Bette Davis plays the evil conniving virago for all it’s worth in John Huston’s over-the-top soaper. When spoiled rich bitch Stanley Timberlake (Davis) dumps her adoring fiancé Craig Fleming (suave doormat George Brent) in order to run off with Peter, the husband of her sister Roy (simmering martyr Olivia de Havilland), the stage is set for tragedy and divine retribution. It isn’t long before Peter, a promising surgeon, slowly wakes up to the fact that Stanley loves only herself, a revelation which finds him hitting the bottle more than he should. Roy and Craig, in the meantime, are finding more than shared misery in one another’s company. But when a seemingly contrite Stanley returns to the family minus Peter she’s more determined than ever to upset the apple cart once again by setting her sights on rekindling Craig’s affections. With the family picking sides—Roy and her father suspicious of Stanley’s every move while her doting mother and wealthy uncle William (whose creepy attentions towards Stanley border on incestuous) willing to turn a blind eye to her scheming ways—it takes a tragic accident to shake everyone back to reality. Aside from Davis’ manic portrayal of an egotistical harpy incapable of moral compunction the rest of the cast plays it pretty straight with de Havilland’s Roy suffering angelically, Brent’s Craig grasping for silver linings, and Frank Craven as family patriarch Asa Timberlake nodding sagely while his daughter’s life goes down in flames. What sets this one apart from the usual crop of old Hollywood morality plays however is its frank depiction of racist attitudes in the south—in this case Virginia. Young black man Parry Clay (a quiet performance by Ernest Anderson) is an employee of Uncle William’s who dreams of becoming a lawyer despite the many obstacles a “coloured boy” must overcome. When Stanley finds herself in serious trouble with the law and tries to pin the blame on Parry his cynical attitude towards the legal system, and the compassion his plight engenders in the caucasians around him, proved too problematic for southern audiences causing the studio to cut out any “sympathetic” scenes before the film was shown below the Mason-Dixon line.

Froster Jul 29, 2013

There are a few worthy films that simply slip out of notice for no good reason at all. How can a film that was John Huston's second (after Maltese Falcon), starring Bette Davis at the peak of her stardom, that teams Olivia de Havilland and Hattie McDaniel once again after GWTW, have fallen into obscurity?
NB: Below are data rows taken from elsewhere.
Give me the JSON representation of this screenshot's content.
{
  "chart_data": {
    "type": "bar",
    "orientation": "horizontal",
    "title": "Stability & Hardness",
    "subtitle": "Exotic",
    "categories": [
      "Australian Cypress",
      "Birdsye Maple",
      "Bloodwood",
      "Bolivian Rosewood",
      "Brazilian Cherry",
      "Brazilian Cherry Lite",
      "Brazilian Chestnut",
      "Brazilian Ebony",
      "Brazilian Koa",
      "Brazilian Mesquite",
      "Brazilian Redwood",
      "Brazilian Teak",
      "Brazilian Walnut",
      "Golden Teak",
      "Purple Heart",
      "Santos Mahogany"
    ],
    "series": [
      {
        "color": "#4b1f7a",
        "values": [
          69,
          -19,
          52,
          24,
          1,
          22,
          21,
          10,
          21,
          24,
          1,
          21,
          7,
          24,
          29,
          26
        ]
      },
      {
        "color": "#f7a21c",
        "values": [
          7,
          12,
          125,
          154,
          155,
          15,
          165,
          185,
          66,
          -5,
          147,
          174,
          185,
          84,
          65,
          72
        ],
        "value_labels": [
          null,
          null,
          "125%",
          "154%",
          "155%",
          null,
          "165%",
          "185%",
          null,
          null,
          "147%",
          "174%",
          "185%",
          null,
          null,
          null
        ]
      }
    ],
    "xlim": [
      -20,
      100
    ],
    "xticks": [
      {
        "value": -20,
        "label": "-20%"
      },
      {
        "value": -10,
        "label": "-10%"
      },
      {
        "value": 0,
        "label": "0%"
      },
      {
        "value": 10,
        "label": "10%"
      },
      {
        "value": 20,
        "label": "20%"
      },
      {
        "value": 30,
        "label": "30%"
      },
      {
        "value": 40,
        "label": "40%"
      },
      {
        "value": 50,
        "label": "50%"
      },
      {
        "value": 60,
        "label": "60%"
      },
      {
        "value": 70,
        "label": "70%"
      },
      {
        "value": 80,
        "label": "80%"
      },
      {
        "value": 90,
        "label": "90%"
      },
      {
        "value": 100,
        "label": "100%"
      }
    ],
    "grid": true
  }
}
It turns out to be undeserved. "In This Our LIfe" is no embarassment to any of these talents, but a big, ripe melodrama worth watching. Its treatment of racism is pioneering, and the scenes between Coburn and Davis hinting at flirtation between family members have a perverse, underplayed fascination. De Havilland, once again, shows her charm and intelligence, and a steely coldness that is a prelude to her tour de force in "The Heiress". I don't mean that this is by any means a masterpiece, but you don't get this bunch together at this period and come up with just any old drek. See what you think.